Mangyans Say Our Rights First Before Tamaraw Concerns
 

"Mabuti pa ang hayop, may batas para sa kanila, pero kaming Mangyan, binabalewala. (Animals are better off, there are laws for them. We, Mangyans, are ignored.)," said Enrique Tupaz, a Tadyawan and a worker of the Roman Catholics’ Mangyan Mission Foundation in Caplapan, Mindoro.
 

Tupaz and other members of the Mangyan tribes spoke to NORDIS when they were in Baguio City last May 1 for a cultural exposure.

Tupaz was referring to the tamaraw (Anoa Mindorensis), a wild buffalo found only in Mindoro, which has been receiving much attention since an international alarm was raised on its endangered status.

The Mangyans, composed of seven tribes: the Tadyawan, Alangan, Tan B’uid, Iraya, Buhid, Hanunuo, and Gubatnon, are the first people of Mindoro. Today, they number only about 78,000 or approximately 9% of Mindoro’s 832,642 population. Most of them were pushed to the hinterlands because of the continued encroachment by the non-Mangyan into their territory.

In November 1990, Philippine Republic Act No. 6148 declared the Mindoro National Park in an effort to save the tamaraw, estimated to number less than 200 that year.

"The Mangyans are angry at the tamaraw because the government is more concerned with the wild buffalo’s preservation than listening to their plight as a people," said Dave de Vera of the Philippine Association for International Development (PAFID).

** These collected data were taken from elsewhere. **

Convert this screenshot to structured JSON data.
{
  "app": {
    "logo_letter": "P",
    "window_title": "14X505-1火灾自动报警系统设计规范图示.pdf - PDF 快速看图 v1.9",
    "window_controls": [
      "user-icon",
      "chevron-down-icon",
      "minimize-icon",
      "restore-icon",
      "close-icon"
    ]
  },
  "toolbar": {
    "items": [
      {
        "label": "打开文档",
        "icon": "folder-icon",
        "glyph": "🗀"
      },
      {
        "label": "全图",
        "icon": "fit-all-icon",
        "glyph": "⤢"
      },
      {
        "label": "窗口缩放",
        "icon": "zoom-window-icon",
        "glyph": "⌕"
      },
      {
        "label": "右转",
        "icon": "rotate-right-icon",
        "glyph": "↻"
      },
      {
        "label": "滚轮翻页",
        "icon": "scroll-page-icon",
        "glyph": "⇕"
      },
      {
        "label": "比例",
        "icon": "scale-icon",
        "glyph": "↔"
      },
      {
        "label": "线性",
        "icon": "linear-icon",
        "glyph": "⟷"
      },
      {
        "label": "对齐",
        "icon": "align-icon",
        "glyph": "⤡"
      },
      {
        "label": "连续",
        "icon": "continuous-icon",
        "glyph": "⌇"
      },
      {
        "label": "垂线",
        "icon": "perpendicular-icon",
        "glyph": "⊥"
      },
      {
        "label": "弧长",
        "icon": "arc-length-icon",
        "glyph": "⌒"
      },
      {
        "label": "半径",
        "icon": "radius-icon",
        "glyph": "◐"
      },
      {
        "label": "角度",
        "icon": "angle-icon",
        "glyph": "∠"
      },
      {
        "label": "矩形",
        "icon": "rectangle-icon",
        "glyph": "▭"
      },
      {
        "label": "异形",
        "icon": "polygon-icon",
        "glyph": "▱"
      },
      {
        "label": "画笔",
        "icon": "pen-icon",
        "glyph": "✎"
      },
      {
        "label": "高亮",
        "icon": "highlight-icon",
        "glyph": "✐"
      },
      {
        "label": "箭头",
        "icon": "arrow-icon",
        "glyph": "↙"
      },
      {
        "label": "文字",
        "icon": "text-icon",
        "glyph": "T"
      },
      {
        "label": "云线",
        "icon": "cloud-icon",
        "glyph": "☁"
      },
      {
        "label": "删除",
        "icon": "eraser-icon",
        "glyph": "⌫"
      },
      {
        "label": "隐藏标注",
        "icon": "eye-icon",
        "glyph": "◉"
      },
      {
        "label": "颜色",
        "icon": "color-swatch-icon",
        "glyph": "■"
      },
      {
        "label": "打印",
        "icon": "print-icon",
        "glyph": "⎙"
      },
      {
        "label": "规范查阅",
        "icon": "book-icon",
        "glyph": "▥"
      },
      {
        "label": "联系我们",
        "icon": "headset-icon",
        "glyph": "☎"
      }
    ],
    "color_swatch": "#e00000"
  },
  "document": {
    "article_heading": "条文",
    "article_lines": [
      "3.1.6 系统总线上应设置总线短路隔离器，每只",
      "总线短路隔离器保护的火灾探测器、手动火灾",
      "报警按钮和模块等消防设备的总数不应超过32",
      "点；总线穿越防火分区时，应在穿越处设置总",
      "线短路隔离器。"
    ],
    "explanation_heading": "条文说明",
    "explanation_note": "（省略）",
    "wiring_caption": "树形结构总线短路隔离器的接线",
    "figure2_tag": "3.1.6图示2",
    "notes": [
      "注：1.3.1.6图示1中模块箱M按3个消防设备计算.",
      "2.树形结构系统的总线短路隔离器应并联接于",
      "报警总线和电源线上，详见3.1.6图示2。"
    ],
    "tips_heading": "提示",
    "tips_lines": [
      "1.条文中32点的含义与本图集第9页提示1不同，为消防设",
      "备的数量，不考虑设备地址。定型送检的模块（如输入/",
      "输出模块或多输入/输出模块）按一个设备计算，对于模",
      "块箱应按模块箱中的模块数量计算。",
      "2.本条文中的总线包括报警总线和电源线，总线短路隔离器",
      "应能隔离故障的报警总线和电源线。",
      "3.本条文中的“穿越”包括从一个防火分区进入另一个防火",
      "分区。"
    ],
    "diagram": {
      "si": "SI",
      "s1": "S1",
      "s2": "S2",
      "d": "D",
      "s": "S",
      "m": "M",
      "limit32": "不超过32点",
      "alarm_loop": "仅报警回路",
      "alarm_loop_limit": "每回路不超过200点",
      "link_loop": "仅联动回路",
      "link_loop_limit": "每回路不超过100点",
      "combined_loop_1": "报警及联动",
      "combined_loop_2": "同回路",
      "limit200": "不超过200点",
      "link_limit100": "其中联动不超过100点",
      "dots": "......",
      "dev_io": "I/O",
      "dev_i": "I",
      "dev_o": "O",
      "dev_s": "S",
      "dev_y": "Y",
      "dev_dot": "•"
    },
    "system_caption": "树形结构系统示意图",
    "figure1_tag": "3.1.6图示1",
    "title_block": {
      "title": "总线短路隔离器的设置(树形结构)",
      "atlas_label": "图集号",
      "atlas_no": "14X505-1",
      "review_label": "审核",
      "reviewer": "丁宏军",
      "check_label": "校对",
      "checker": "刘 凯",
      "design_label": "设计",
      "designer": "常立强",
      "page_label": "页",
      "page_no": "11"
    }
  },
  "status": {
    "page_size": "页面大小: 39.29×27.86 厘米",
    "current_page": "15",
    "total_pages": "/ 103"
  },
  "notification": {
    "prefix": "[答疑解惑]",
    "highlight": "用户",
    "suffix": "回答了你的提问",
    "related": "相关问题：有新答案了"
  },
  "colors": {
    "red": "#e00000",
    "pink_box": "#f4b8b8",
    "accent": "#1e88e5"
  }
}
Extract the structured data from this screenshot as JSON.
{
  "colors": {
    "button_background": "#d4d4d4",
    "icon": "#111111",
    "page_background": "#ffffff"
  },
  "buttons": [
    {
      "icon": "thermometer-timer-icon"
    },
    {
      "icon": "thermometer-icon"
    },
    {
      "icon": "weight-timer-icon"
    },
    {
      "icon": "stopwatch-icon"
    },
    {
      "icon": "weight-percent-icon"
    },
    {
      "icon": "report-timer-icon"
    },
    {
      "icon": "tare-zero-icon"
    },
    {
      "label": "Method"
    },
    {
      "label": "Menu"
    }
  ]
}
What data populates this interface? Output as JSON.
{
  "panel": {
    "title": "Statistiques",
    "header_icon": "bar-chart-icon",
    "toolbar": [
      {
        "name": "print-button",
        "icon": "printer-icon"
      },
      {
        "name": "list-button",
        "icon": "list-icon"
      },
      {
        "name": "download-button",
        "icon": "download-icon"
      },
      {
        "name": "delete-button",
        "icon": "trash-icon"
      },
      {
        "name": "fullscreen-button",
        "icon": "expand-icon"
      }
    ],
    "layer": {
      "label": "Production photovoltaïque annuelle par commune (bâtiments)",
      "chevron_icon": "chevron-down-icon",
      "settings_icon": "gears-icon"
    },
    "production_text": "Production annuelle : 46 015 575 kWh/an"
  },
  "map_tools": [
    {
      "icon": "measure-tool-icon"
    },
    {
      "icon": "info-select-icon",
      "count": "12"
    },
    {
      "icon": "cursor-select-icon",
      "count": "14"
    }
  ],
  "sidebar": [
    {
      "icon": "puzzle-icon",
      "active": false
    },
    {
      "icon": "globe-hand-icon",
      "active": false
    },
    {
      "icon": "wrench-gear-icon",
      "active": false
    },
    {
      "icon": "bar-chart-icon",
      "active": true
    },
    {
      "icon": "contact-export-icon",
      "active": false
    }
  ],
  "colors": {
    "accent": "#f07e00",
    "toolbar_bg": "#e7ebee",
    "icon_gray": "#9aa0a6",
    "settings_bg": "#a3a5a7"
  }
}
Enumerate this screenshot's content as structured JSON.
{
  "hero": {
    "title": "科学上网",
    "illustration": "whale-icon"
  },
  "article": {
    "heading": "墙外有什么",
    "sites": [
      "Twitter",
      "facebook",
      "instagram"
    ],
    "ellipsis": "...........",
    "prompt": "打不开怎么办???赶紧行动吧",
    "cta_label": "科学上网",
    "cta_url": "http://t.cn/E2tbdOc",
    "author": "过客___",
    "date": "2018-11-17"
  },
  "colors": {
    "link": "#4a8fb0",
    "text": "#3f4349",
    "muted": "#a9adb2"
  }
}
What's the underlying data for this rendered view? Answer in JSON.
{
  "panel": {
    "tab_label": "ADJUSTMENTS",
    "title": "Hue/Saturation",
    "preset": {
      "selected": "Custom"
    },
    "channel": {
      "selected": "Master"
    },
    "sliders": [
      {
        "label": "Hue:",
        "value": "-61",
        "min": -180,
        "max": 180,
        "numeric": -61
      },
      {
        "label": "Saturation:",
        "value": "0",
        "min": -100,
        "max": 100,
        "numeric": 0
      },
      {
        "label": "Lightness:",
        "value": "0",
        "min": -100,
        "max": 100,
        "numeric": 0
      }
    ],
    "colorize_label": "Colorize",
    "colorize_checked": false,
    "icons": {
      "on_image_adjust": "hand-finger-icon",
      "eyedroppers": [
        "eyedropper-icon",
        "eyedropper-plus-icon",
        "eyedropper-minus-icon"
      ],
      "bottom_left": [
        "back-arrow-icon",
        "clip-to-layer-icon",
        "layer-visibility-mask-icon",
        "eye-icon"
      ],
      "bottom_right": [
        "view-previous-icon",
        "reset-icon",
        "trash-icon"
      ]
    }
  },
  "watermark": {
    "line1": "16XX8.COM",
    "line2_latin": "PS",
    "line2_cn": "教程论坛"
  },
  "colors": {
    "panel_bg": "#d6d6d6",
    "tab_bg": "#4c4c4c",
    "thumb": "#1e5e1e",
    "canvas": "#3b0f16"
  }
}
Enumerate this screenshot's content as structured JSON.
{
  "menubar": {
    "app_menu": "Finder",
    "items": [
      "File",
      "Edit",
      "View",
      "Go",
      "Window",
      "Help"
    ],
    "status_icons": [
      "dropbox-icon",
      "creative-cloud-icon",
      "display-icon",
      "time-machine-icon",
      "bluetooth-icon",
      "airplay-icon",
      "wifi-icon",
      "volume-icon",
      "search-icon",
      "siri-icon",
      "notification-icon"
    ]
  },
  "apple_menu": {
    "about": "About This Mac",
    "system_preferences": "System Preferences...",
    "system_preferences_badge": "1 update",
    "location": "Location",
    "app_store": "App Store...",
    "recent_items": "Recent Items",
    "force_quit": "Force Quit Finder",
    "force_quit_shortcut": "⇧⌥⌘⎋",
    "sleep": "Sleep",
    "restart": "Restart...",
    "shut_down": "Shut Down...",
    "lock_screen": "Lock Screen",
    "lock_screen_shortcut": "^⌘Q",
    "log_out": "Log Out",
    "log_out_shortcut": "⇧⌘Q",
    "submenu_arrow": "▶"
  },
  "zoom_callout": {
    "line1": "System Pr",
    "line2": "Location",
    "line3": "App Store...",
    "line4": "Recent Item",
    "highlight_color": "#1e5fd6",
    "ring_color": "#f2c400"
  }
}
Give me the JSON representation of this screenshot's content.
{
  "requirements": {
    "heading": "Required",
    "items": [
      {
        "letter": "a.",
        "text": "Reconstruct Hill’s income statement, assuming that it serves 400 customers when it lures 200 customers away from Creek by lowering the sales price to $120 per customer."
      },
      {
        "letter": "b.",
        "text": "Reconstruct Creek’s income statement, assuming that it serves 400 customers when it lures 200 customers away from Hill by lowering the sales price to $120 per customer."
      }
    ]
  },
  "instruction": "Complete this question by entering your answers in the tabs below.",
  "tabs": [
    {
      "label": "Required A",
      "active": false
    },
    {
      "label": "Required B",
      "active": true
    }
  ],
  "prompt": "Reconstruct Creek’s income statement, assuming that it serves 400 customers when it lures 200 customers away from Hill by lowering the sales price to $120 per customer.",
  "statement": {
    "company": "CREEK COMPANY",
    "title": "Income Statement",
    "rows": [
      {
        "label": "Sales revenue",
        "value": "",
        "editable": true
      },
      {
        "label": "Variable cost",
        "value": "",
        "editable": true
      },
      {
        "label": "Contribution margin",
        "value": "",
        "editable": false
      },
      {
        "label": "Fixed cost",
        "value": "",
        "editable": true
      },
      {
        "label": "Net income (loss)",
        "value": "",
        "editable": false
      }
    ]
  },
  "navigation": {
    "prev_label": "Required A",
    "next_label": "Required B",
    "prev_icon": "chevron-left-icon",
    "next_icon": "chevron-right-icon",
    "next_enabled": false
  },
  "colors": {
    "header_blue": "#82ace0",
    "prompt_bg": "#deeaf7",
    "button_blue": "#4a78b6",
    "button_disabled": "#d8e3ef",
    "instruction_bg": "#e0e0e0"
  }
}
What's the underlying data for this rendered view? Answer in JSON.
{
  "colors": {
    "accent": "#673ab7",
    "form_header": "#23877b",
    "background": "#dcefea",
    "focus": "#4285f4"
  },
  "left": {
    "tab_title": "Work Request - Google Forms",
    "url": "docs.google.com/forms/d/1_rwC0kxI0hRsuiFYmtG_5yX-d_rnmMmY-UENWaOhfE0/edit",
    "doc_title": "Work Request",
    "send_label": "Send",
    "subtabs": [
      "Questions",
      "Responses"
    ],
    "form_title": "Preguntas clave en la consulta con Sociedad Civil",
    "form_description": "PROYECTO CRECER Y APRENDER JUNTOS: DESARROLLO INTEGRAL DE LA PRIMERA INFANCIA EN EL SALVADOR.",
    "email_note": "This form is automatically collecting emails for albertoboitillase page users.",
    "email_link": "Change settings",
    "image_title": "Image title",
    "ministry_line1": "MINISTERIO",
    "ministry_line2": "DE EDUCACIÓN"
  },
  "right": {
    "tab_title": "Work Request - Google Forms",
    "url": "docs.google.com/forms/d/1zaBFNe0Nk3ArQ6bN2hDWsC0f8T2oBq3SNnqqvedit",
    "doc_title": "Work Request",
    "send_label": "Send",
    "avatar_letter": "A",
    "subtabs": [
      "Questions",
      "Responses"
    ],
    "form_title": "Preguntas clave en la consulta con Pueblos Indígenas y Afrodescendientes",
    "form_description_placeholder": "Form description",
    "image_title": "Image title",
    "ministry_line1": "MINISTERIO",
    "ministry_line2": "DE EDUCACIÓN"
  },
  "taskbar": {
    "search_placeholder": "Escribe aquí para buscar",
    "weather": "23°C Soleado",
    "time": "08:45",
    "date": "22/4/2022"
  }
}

But Tupaz said the Mangyans’ values can assure the continued existence of the tamaraw if the government will just respect the tribes’ rights over their ancestral domain. The different Mangyan tribes believe that the tamaraw belongs to the forest god. It is not to be hunted and killed. Its number only dwindled with the entry of logging and outsiders.

Despite debates whether they should apply for Certificates of Ancestral Domain Claim or not, the Mangyans, with the help of the PAFID, are delineating their ancestral domain through a land survey instrument that makes use of satellites.

Mangyan coalitions have come out with the position not to recognise any government land programs, including declared protected areas, until their ancestral domain rights are assured. The Buhid, the largest of the Mangyan tribes, surveyed 92,128 hectares as its ancestral domain. Their domain includes government-proposed protected areas: the Mangyan Heritage Park and a Tamaraw Gene Pool.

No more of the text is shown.